The body of opinion seems to be moving towards managing these pregnancies like any other, provided the blood-sugar control is impeccable. Most obstetricians will hesitate at the idea of allowing the pregnancy to go beyond 41 weeks.

 

Ultimately, the condition of the fetus, the obstetrician's opinion and, most importantly, the mother's own wishes will determine the timing of delivery. Care has got to be individualized.

 

Mode of delivery in gestational diabetes

Again, this depends on all the other factors in pregnancy. If there is no contraindication to vaginal delivery, this will be the natural choice. Gestational diabetes itself should not directly influence the mode of delivery.

 

However, if the fetus is estimated to weigh significantly above average (over 4.5 kg or 10 lb.), the mother may be advised to have a caesarean section unless, of course, she has had a vaginal birth of a baby of similar or higher weight in the past without problems.

 

Labor in gestational diabetes

In many ways, labor in the presence of gestational diabetes will not differ from any other.

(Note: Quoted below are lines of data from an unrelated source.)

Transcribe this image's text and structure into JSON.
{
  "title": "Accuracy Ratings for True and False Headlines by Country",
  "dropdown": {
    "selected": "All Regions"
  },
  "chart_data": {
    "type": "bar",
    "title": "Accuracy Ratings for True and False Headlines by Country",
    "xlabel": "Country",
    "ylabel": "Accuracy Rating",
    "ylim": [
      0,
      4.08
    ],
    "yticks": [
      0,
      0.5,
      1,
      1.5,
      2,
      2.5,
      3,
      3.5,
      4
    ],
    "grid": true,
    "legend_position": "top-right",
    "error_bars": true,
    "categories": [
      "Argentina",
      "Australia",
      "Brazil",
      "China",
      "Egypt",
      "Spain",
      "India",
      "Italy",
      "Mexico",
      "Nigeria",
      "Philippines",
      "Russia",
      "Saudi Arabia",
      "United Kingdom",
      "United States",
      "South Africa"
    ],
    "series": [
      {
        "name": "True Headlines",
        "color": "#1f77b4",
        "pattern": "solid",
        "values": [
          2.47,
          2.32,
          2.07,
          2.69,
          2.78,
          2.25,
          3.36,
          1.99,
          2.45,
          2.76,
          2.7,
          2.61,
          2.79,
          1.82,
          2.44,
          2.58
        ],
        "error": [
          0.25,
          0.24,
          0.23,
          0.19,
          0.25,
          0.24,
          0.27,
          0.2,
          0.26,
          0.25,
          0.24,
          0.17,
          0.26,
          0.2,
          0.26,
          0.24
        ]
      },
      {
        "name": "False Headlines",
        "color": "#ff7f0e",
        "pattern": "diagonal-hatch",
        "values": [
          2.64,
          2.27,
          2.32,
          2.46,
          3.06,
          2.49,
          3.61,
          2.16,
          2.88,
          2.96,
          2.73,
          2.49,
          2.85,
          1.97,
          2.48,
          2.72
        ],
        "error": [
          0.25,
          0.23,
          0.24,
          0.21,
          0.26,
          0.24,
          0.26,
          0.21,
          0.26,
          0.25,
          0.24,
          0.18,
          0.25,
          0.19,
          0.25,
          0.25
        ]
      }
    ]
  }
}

However the mother will have an intravenous infusion throughout. This is necessary to ensure that her blood sugar is well controlled throughout labor. Her blood­ sugar level will be checked at least every hour. She may have an insulin infusion as well, if this is found to be necessary.

 

This close monitoring in labor is crucial. If good control is not achieved in labor, control of the baby's blood-sugar could be difficult. In fact, the baby's blood-sugar may drop quite steeply shortly after he or she is born, putting the baby at risk of brain damage.